Bernie Sanders, a self-identified socialist, is running for president. Though some socialists have taken issue with the man’s policies, his campaign has revealed an enthusiasm for socialist leadership not seen in the United States since the early 20th century.
This enthusiasm goes a long way in combating the stigma surrounding socialism in America. Largely fed by the Red Scares, this unanimous opposition was not always a fact of American political life.
Years before Joseph Stalin or Joseph McCarthy were household names, socialists could be found fighting for labor rights, working in politics, or in prison for speaking out against World War I (as was the case with five-time presidential candidate Eugene Debs).
The tide turned against American socialists with the Bolshevik Revolution. The public began to fear that a similar revolution would follow in United States. As is apparent with the benefit of hindsight, there was no revolution in the United States.
Regardless, this wave of resistance did not cripple socialism in the United States (far from it, as the Communist Party USA reached its peak membership in the early 40s).
Perception of socialism took another blow with the beginning of McCarthyism. Driven by the fear and paranoia surrounding the Cold War era and headed by Joseph McCarthy, the United States became swept up in a massive witch hunt.
By the end, thousands had lost their jobs and hundreds had been arrested on little to no evidence.
Though McCarthyism and the Cold War eventually ended, socialism is still rarely considered a viable system and often dismissed by even the most open-minded as a relic of the past.
Many young politically-minded people would no sooner consider advocating socialism than they would Italian fascism or geocentrism.
But that seems to be gradually changing.
However, if public perception of socialism is to be fully healed, the layer of mythos surrounding it must first be dissipated. With that in mind, I’d like to explore what socialism means to myself and to many others, while also addressing a number of misconceptions.
Socialism is the collective ownership of the means of production. This means that factories are owned by the workers themselves.
The rationale behind this system is that workers will be more content when not being held at the brink of deprivation and exploited for the worth of their labor. Able to claim the fruits of their labor as their own, workers would contribute to a society they felt truly connected to without concern for profit or fear of destitution.
Socialism isn’t the idea that citizens’ income should be pooled and evenly distributed among the population. Though some socialists have advocated for something like that, it is by no means a universally held sentiment.
Socialism is international.
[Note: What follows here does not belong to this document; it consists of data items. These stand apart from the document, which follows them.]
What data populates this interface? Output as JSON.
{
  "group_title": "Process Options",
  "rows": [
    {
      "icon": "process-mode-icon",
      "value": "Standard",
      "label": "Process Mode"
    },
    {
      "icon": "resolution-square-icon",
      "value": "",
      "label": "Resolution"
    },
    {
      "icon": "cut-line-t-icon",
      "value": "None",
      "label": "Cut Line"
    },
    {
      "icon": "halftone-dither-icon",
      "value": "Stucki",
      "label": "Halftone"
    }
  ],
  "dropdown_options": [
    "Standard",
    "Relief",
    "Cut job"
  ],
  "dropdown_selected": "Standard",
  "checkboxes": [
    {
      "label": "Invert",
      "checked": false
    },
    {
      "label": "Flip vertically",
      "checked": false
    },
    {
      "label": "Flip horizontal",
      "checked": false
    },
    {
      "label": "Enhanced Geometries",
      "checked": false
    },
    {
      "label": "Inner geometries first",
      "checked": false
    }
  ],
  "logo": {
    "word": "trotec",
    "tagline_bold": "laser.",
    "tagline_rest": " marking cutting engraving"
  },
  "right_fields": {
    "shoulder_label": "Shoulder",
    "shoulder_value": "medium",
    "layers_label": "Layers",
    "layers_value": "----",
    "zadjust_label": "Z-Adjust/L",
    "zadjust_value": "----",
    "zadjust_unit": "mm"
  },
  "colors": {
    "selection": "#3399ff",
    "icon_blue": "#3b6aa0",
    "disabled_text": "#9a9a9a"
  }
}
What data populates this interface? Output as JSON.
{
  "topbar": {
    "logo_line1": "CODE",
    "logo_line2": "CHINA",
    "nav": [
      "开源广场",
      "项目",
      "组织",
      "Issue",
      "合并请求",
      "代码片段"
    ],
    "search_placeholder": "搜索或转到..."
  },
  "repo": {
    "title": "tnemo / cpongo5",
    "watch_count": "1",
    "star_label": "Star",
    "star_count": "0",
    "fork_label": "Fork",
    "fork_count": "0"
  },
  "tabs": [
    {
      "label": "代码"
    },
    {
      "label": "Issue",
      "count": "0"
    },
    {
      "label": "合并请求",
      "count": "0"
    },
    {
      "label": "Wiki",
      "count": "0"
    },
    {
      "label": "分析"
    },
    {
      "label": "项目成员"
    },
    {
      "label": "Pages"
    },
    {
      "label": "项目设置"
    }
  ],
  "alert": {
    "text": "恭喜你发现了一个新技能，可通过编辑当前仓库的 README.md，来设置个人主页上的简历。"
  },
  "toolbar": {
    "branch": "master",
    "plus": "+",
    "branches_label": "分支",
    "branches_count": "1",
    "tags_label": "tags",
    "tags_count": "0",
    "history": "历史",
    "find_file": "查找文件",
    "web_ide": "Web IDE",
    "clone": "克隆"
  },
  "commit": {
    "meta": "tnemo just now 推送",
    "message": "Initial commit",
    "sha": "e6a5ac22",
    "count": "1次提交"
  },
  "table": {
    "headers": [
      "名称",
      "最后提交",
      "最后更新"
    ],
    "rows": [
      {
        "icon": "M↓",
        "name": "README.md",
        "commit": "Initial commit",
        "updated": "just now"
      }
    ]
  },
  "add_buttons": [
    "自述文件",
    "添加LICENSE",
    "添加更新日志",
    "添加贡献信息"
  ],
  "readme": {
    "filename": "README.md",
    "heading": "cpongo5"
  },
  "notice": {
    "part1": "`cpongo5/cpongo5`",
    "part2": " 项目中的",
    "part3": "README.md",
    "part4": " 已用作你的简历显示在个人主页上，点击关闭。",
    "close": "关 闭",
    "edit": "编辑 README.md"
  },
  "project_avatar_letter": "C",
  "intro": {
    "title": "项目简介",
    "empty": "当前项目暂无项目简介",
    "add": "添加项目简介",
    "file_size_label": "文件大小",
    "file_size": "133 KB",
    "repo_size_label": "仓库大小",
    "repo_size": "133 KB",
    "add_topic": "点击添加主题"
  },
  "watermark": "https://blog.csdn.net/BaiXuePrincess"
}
From Thomas Sankara to Che Guevara to Helen Keller, advocates for socialism can be found throughout the world.
Socialism isn’t a drab, bureaucratic hell. Oftentimes, when imagining a socialist world, people envisage a world of gray jumpsuits lining up at the factory. This image is chiefly a result of the misconception that the Soviet Union was the “ideal socialist state.”
In fact, the Soviet Union existed as a highly bureaucratic entity throughout its existence, isolated from the workers it claimed to represent.
While a number of socialists advocate a Soviet-style system of governance, it is by no means unanimous.
Socialism is, to me, the idea that no one has to wonder what overpass they’ll sleep under for the night.
Socialism is, to me, the idea that children don’t have to go to sleep hungry because their parents are paid a fraction of the value of their labor.
Socialism is, to me, the idea that, rather than shaking our heads at the agony in the world and dismissing it as an inevitable consequence of “human nature,” we can unite and effect change in meaningful and life-changing ways.